NASCAR chairman Brian France and his communications staff have expressed a desire to put diverse driver personalities more in the forefront this season, to pierce the sponsor-driven choir boy facade that has homogenized the free spirits that defined the sport's formative years. The reasoning is simple: The curious become fans by connecting with personalities. NASCAR got exactly what it wanted in this week's edition of Rolling Stone, and likely much more. "Warts and all" hardly covers it. Certainly no one should be surprised that a high-strung, wealthy 37-year-old such as Tony Stewart, above, would indulge himself in everything his money and fame can subsidize. And they shouldn't begrudge that indulgence. It's his choice. But seeing it all splayed in print must have been unsettling for a sanctioning body that espouses family environment more than any other major league. A Parade magazine cover, which came out a few days later, was likely more NASCAR's style.
From the Rolling Stone article:
"The only thing Stewart enjoys more than a race car and a fight, it seems, is women. Over the course of a race weekend, he's approached by dozens of them, each more long-legged, doe-eyed and blond than the last. Inside the NASCAR bubble, these gals are called 'pit lizards,' and they prowl the inner sanctum at tracks throughout the year."
NASCAR spokesman Jim Hunter said he had not read the article, in which he calls Stewart "an a - - hole at times," and did not return a call for comment.
Joey Logano, introduced this week as Stewart's replacement for 2009 in the No. 20 Toyota, can smash Kyle Busch's records for youngest winner in the Sprint Cup series. He already took care of Nationwide. But Logano will need to find himself a truck ride to break that series' standard for precociousness, having skipped that rung in his quick climb to NASCAR's top series.
Youngest winners, NASCAR top three series
Trucks: Kyle Busch, 20 years, 18 days Nationwide: Joey Logano, 18 years, 21 days Sprint Cup: Kyle Busch, 20 years, 126 days
Dixon in control
Scott Dixon, far right, had his points lead cut into when second-place Helio Castroneves, near right, won Sunday at Sonoma, Calif., but the 2003 IndyCar series champion is still in control.
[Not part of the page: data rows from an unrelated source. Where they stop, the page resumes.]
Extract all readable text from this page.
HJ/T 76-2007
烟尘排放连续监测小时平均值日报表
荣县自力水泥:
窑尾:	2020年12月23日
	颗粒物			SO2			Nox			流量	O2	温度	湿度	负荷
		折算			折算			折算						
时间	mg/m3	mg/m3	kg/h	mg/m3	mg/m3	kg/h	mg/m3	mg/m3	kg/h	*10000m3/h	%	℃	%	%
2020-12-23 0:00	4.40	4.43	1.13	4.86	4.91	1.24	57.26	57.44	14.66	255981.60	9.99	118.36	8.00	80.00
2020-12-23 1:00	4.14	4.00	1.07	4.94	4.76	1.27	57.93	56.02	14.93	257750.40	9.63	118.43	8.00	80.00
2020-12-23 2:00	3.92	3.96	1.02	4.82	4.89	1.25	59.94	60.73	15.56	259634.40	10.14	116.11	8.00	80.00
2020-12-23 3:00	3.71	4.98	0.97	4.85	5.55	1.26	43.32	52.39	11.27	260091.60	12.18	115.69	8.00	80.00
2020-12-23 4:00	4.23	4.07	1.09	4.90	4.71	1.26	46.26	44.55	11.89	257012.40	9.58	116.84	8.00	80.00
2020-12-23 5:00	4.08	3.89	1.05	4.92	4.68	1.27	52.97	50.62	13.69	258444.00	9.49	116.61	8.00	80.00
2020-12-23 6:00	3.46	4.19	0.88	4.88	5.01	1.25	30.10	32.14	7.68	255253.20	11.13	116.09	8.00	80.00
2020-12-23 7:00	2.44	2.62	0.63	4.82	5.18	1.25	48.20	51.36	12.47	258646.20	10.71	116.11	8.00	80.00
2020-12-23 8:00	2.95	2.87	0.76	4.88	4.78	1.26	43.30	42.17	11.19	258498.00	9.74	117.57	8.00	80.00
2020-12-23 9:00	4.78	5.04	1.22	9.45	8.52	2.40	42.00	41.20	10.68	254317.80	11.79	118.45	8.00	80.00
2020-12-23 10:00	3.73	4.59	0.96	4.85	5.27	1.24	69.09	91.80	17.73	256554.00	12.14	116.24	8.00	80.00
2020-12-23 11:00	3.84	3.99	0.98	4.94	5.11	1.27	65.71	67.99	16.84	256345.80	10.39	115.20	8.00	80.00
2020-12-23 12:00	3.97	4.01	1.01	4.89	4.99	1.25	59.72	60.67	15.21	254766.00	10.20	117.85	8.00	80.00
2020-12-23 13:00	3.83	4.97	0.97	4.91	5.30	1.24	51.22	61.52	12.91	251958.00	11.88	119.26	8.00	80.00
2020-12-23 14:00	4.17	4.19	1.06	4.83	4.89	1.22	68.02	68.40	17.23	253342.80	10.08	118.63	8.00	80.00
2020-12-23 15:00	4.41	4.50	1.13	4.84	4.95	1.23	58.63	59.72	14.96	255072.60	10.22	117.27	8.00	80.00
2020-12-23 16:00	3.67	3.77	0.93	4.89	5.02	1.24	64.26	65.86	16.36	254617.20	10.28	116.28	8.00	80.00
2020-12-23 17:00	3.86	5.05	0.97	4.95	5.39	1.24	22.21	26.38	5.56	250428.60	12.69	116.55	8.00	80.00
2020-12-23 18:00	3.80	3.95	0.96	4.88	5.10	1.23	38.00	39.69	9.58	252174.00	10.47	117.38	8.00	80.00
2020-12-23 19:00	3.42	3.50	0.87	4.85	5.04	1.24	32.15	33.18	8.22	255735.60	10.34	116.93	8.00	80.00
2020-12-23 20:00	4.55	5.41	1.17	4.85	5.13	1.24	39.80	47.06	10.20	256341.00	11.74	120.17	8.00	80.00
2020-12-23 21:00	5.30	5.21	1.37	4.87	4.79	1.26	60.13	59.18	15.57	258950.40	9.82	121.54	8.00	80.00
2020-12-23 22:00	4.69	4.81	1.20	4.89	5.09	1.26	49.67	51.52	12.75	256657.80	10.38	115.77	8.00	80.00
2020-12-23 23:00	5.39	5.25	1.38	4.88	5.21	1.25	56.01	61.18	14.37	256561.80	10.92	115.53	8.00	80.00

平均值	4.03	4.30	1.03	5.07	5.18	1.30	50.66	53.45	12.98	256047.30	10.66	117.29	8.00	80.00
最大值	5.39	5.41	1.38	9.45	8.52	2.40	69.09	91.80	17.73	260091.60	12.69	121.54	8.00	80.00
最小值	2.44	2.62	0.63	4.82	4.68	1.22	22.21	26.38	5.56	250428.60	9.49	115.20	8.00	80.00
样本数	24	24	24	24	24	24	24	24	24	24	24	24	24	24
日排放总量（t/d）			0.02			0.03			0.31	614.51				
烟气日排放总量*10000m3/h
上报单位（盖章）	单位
Castroneves could bank a maximum of 106 points with wins in the final two races of the season — Sunday at the Raceway at Belle Isle Park and Sept. 7 at Chicagoland Speedway — increasing his season total to 639.
Dixon, who has 576 points, would need 63 points in the final two races, an average of 31½ points per race, which is just less than the 32 points awarded for a fourth-place finish.